The general’s trial is underway when the movie opens on a coven of middle-class ladies and gentlemen sitting around a table, whispering prayers for a favorable outcome. They could be mistaken for the participants in a séance — but the occult forces are not all on their side.
While the retired general sips whisky with his former cabinet members, who worry about getting life sentences if he’s found guilty, a bevy of Mayan maids and manservants hover nervously on the sidelines. That night, the big house is full of strange goings-on and they all sense the presence of a spirit who weeps piteously. When Enrique decides to get out of bed and find the source of the wailing, he ends up firing his gun almost point-blank at his wife (played with sinister bourgeois haughtiness by playwright Margarita Kenefic). It’s a mystery how she survives and rises from the floor unhurt into the comforting arms of her doctor daughter Natalia (Sabrina De La Hoz). Having a woman of medicine around comes in handy as the general’s precarious physical and mental health deteriorate into what they fear is Alzheimer’s.
The next morning, all the spooked servants quit except Valeriana (Maria Telon).
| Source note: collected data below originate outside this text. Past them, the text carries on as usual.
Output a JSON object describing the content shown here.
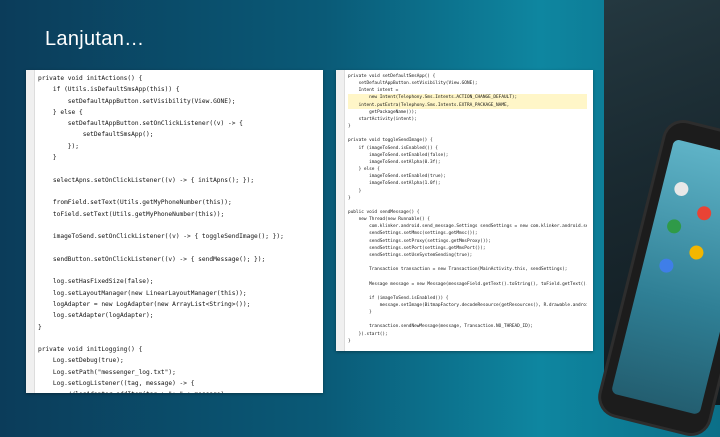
{
  "slide": {
    "title": "Lanjutan…"
  },
  "left_code": [
    {
      "text": "private void initActions() {"
    },
    {
      "text": "    if (Utils.isDefaultSmsApp(this)) {"
    },
    {
      "text": "        setDefaultAppButton.setVisibility(View.GONE);"
    },
    {
      "text": "    } else {"
    },
    {
      "text": "        setDefaultAppButton.setOnClickListener((v) -> {"
    },
    {
      "text": "            setDefaultSmsApp();"
    },
    {
      "text": "        });"
    },
    {
      "text": "    }"
    },
    {
      "text": ""
    },
    {
      "text": "    selectApns.setOnClickListener((v) -> { initApns(); });"
    },
    {
      "text": ""
    },
    {
      "text": "    fromField.setText(Utils.getMyPhoneNumber(this));"
    },
    {
      "text": "    toField.setText(Utils.getMyPhoneNumber(this));"
    },
    {
      "text": ""
    },
    {
      "text": "    imageToSend.setOnClickListener((v) -> { toggleSendImage(); });"
    },
    {
      "text": ""
    },
    {
      "text": "    sendButton.setOnClickListener((v) -> { sendMessage(); });"
    },
    {
      "text": ""
    },
    {
      "text": "    log.setHasFixedSize(false);"
    },
    {
      "text": "    log.setLayoutManager(new LinearLayoutManager(this));"
    },
    {
      "text": "    logAdapter = new LogAdapter(new ArrayList<String>());"
    },
    {
      "text": "    log.setAdapter(logAdapter);"
    },
    {
      "text": "}"
    },
    {
      "text": ""
    },
    {
      "text": "private void initLogging() {"
    },
    {
      "text": "    Log.setDebug(true);"
    },
    {
      "text": "    Log.setPath(\"messenger_log.txt\");"
    },
    {
      "text": "    Log.setLogListener((tag, message) -> {"
    },
    {
      "text": "        //logAdapter.addItem(tag + \": \" + message);"
    },
    {
      "text": "    });"
    },
    {
      "text": "}"
    }
  ],
  "right_code": [
    {
      "text": "private void setDefaultSmsApp() {",
      "hl": false
    },
    {
      "text": "    setDefaultAppButton.setVisibility(View.GONE);",
      "hl": false
    },
    {
      "text": "    Intent intent =",
      "hl": false
    },
    {
      "text": "        new Intent(Telephony.Sms.Intents.ACTION_CHANGE_DEFAULT);",
      "hl": true
    },
    {
      "text": "    intent.putExtra(Telephony.Sms.Intents.EXTRA_PACKAGE_NAME,",
      "hl": true
    },
    {
      "text": "        getPackageName());",
      "hl": false
    },
    {
      "text": "    startActivity(intent);",
      "hl": false
    },
    {
      "text": "}",
      "hl": false
    },
    {
      "text": "",
      "hl": false
    },
    {
      "text": "private void toggleSendImage() {",
      "hl": false
    },
    {
      "text": "    if (imageToSend.isEnabled()) {",
      "hl": false
    },
    {
      "text": "        imageToSend.setEnabled(false);",
      "hl": false
    },
    {
      "text": "        imageToSend.setAlpha(0.3f);",
      "hl": false
    },
    {
      "text": "    } else {",
      "hl": false
    },
    {
      "text": "        imageToSend.setEnabled(true);",
      "hl": false
    },
    {
      "text": "        imageToSend.setAlpha(1.0f);",
      "hl": false
    },
    {
      "text": "    }",
      "hl": false
    },
    {
      "text": "}",
      "hl": false
    },
    {
      "text": "",
      "hl": false
    },
    {
      "text": "public void sendMessage() {",
      "hl": false
    },
    {
      "text": "    new Thread(new Runnable() {",
      "hl": false
    },
    {
      "text": "        com.klinker.android.send_message.Settings sendSettings = new com.klinker.android.send_message.Settings();",
      "hl": false
    },
    {
      "text": "        sendSettings.setMmsc(settings.getMmsc());",
      "hl": false
    },
    {
      "text": "        sendSettings.setProxy(settings.getMmsProxy());",
      "hl": false
    },
    {
      "text": "        sendSettings.setPort(settings.getMmsPort());",
      "hl": false
    },
    {
      "text": "        sendSettings.setUseSystemSending(true);",
      "hl": false
    },
    {
      "text": "",
      "hl": false
    },
    {
      "text": "        Transaction transaction = new Transaction(MainActivity.this, sendSettings);",
      "hl": false
    },
    {
      "text": "",
      "hl": false
    },
    {
      "text": "        Message message = new Message(messageField.getText().toString(), toField.getText().toString());",
      "hl": false
    },
    {
      "text": "",
      "hl": false
    },
    {
      "text": "        if (imageToSend.isEnabled()) {",
      "hl": false
    },
    {
      "text": "            message.setImage(BitmapFactory.decodeResource(getResources(), R.drawable.android));",
      "hl": false
    },
    {
      "text": "        }",
      "hl": false
    },
    {
      "text": "",
      "hl": false
    },
    {
      "text": "        transaction.sendNewMessage(message, Transaction.NO_THREAD_ID);",
      "hl": false
    },
    {
      "text": "    }).start();",
      "hl": false
    },
    {
      "text": "}",
      "hl": false
    }
  ]
}
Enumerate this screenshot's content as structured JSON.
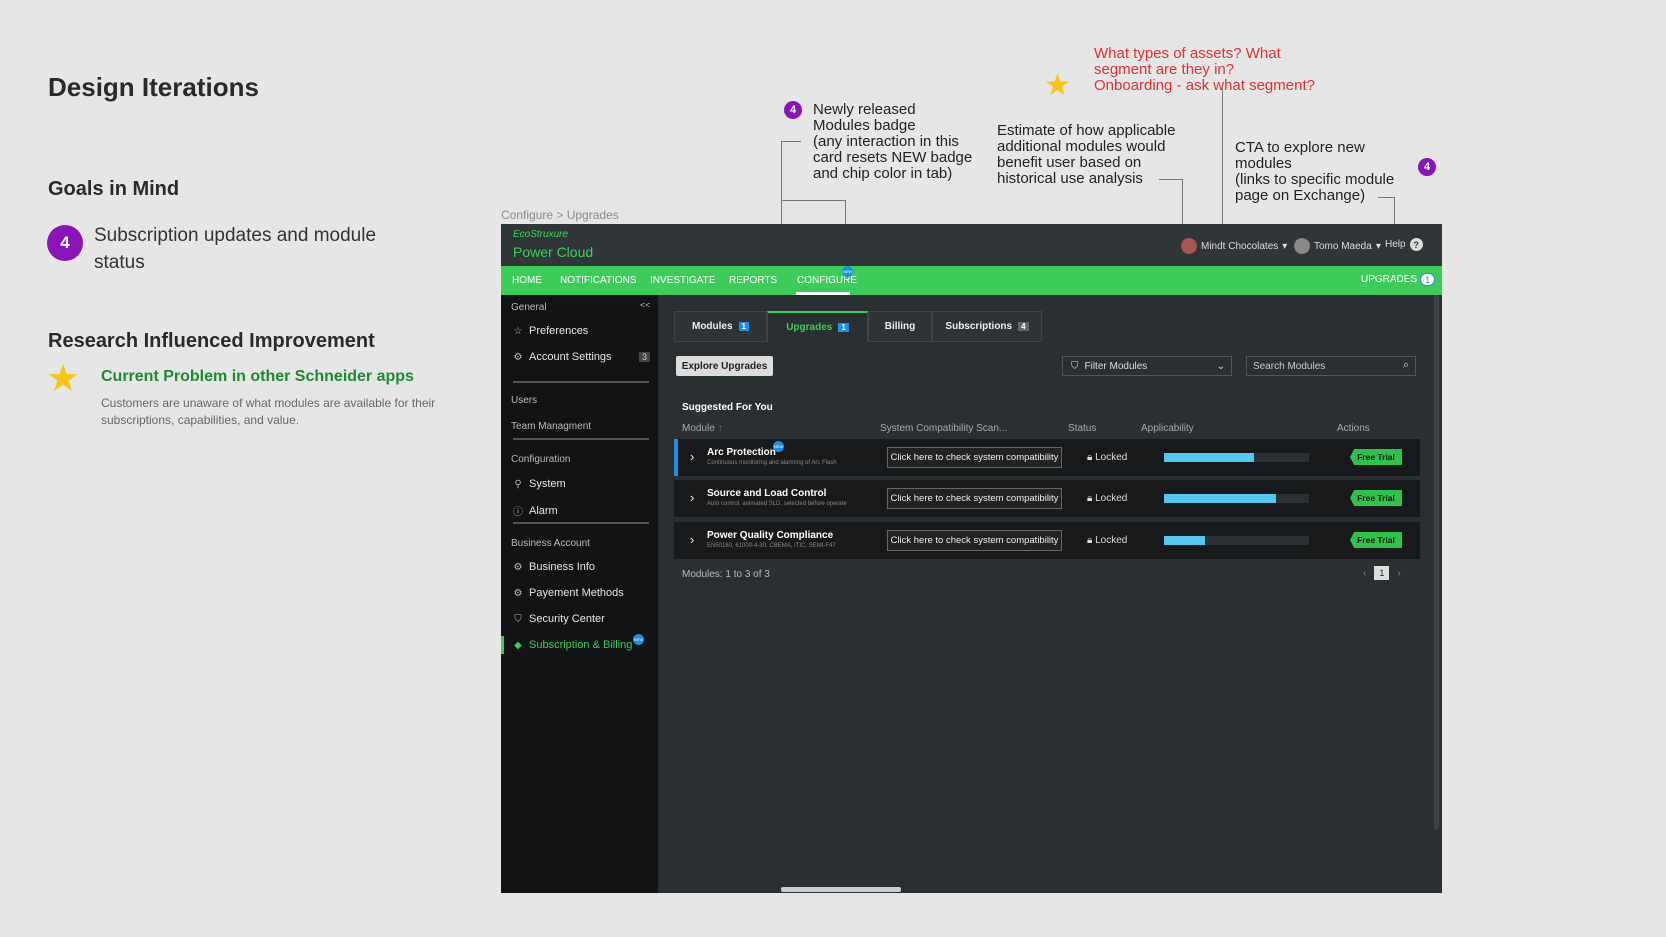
{
  "page": {
    "title": "Design Iterations",
    "goals_heading": "Goals in Mind",
    "goal_number": "4",
    "goal_text": "Subscription updates and module status",
    "research_heading": "Research Influenced Improvement",
    "problem_title": "Current Problem in other Schneider apps",
    "problem_desc": "Customers are unaware of what modules are available for their subscriptions, capabilities, and value."
  },
  "annotations": {
    "red_question": [
      "What types of assets? What",
      "segment are they in?",
      "Onboarding - ask what segment?"
    ],
    "badge_number": "4",
    "new_badge": [
      "Newly released",
      "Modules badge",
      "(any interaction in this",
      "card resets NEW badge",
      "and chip color in tab)"
    ],
    "estimate": [
      "Estimate of how applicable",
      "additional modules would",
      "benefit user based on",
      "historical use analysis"
    ],
    "cta": [
      "CTA to explore new",
      "modules",
      "(links to specific module",
      "page on Exchange)"
    ],
    "cta_badge": "4"
  },
  "app": {
    "breadcrumb": "Configure > Upgrades",
    "logo_small": "EcoStruxure",
    "logo_big": "Power Cloud",
    "org": "Mindt Chocolates",
    "user": "Tomo Maeda",
    "help": "Help",
    "nav": [
      "HOME",
      "NOTIFICATIONS",
      "INVESTIGATE",
      "REPORTS",
      "CONFIGURE"
    ],
    "nav_upgrades": "UPGRADES",
    "nav_upgrades_count": "1",
    "new_badge_text": "NEW",
    "sidebar": {
      "collapse": "<<",
      "general": "General",
      "preferences": "Preferences",
      "account_settings": "Account Settings",
      "account_settings_count": "3",
      "users": "Users",
      "team_management": "Team Managment",
      "configuration": "Configuration",
      "system": "System",
      "alarm": "Alarm",
      "business_account": "Business Account",
      "business_info": "Business Info",
      "payment_methods": "Payement Methods",
      "security_center": "Security Center",
      "subscription_billing": "Subscription & Billing"
    },
    "tabs": [
      {
        "label": "Modules",
        "count": "1"
      },
      {
        "label": "Upgrades",
        "count": "1"
      },
      {
        "label": "Billing",
        "count": ""
      },
      {
        "label": "Subscriptions",
        "count": "4"
      }
    ],
    "explore_button": "Explore Upgrades",
    "filter_placeholder": "Filter Modules",
    "search_placeholder": "Search Modules",
    "suggested": "Suggested For You",
    "columns": [
      "Module",
      "System Compatibility Scan...",
      "Status",
      "Applicability",
      "Actions"
    ],
    "rows": [
      {
        "name": "Arc Protection",
        "desc": "Continuous monitoring and alarming of Arc Flash",
        "check": "Click here to check system compatibility",
        "status": "Locked",
        "applicability": 0.62,
        "action": "Free Trial"
      },
      {
        "name": "Source and Load Control",
        "desc": "Auto control, animated SLD, selected before operate",
        "check": "Click here to check system compatibility",
        "status": "Locked",
        "applicability": 0.77,
        "action": "Free Trial"
      },
      {
        "name": "Power Quality Compliance",
        "desc": "EN50160, 61000-4-30, CBEMA, ITIC, SEMI-F47",
        "check": "Click here to check system compatibility",
        "status": "Locked",
        "applicability": 0.28,
        "action": "Free Trial"
      }
    ],
    "modules_count": "Modules: 1 to 3 of 3",
    "page_current": "1"
  },
  "colors": {
    "accent_green": "#3dcb5a",
    "badge_purple": "#8b14b8",
    "bar_blue": "#56c8f0",
    "red_note": "#e03030"
  },
  "icons": [
    "star-icon",
    "search-icon",
    "filter-icon",
    "chevron-right-icon",
    "lock-icon",
    "help-icon"
  ]
}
She brings in a new maid from the country, the beautiful, mysterious Alma (Maria Mercedes Coroy). If the family feels a little uneasy around her, there might be a reason hidden in Enrique’s past and the terror campaign he launched against the Mayans, who he viewed as subhuman to begin with and considered friendly with groups of insurgents. Alma soon bonds with Natalia’s daughter and the games they play holding their breath in the swimming pool are not reassuring.
The pic shifts registers when, in the wake of a stirring trial where veiled indigenous woman describe the horrors they have been subjected to, a mistrial is declared. Enrique, who has been taken from the courtroom to the hospital unable to breathe, is brought home in an ambulance presided over by his nervous armed bodyguard (Juan Pablo Olyslager of Tremors). The road is completely blocked by angry protestors, and their lugubrious chants and slogans become a nerve-wracking soundtrack to everything that follows. The guards force their way through the crowd and get him inside, where life goes on under siege. Bagpipes and drumrolls by the mob outside keep the household awake for days on end. Some of the demonstrators’ faces look eerily familiar.
And Alma is there, a silent, accusing presence with huge staring eyes. Mercedes Coroy, who with Maria Telon starred in Ixcanul, gives this symbolic figure the mythic dimension of a supernatural avenger. Diaz, petulant but almost mousy as the ex-dictator, is overshadowed by the strong women in his life, particularly the mummy-like Kenefic and De La Hoz as his increasingly disenchanted daughter.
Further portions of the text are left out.